Rika Srsen, donc. Ouais, je connaissais ce nom. Accessoirement, celui de ma voisine, la femme de ce Ren, et la mère de ses gosses. Dont le petit Caëlurín, ou quoi qu’il s’appelle, parti s’encanailler avec les mômes Manami et Dibate. Mais Rika Srsen, c’était surtout le nom de la fille de cet ingénieur hérétique, Go Srsen, qui est devenu fou et a disparu des radars pour gagner un nouveau monde rémanent, Aldebaran ou Sirius ou je sais pas quoi, et qui a provoqué la mise à mort de toute sa famille. Toute, sauf sa fille de cinq ans, Rika Srsen, qui échappa à la condamnation par grâce gouvernementale avant de disparaître des radars à son tour. On la retrouva dix ans plus tard, acoquinée avec un terroriste exo… Exact, cet ældien à la longue queue blanche ressemblant soi-disant à celle d’un tigre de Sibérie. Tiger Sibricher. Dont le véritable nom était Ar-waën Elaig Silivren, abrégé en Ren.

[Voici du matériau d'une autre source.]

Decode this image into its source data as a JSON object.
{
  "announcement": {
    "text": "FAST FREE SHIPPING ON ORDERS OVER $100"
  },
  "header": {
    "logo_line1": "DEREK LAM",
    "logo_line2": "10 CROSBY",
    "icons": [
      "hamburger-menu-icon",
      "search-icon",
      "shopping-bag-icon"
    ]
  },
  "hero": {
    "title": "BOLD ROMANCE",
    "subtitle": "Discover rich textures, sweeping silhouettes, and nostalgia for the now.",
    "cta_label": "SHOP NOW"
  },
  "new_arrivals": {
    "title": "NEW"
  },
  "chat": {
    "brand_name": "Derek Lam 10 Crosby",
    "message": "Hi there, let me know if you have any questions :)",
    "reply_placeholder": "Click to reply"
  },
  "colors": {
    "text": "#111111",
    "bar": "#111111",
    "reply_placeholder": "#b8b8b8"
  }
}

Quand j’ai réalisé ça, je me suis tourné vers mon voisin, qui était à quelques mètres de moi, un drôle d’air sur le visage. Quand il a vu que je le regardais, il a fait un genre de sourire désolé, et son épouse a baissé les yeux. Le cair, quant à lui, après une station de quelques minutes, tournant lentement sur lui-même avec un bruit qui pourrait vous faire croire que vous êtes en train de voir les sons, venait de passer en hyperespace. La déflagration nous coucha par terre, ça je peux vous le dire. Et c’est en me relevant que j’ai croisé le regard de Hisashi Manami.

— Tu le savais ? lui ai-je demandé.

Il m’a regardé d’une façon qui voulait dire oui.

— C’était eux, alors ? Tiger Sibricher et Rika Srsen, les terroristes séparatistes dont on parlait beaucoup il y a presque vingt ans de ça ?

Il a hoché la tête, les mains sur les hanches. Puis il a croisé les bras.

— Et ils sont partis où ?

Cette fois, c’est sa femme qui me répondit :

— Ils sont partis chercher nos petits. Kael, Yamfa, et Keita, m’a-t-elle dit avec un grand sourire, mais les yeux pleins de larmes.

Je sais pas pourquoi, mais à cet instant précis, j’ai eu l’intuition qu’on se dirigeait vers une guerre à l’échelle galactique. »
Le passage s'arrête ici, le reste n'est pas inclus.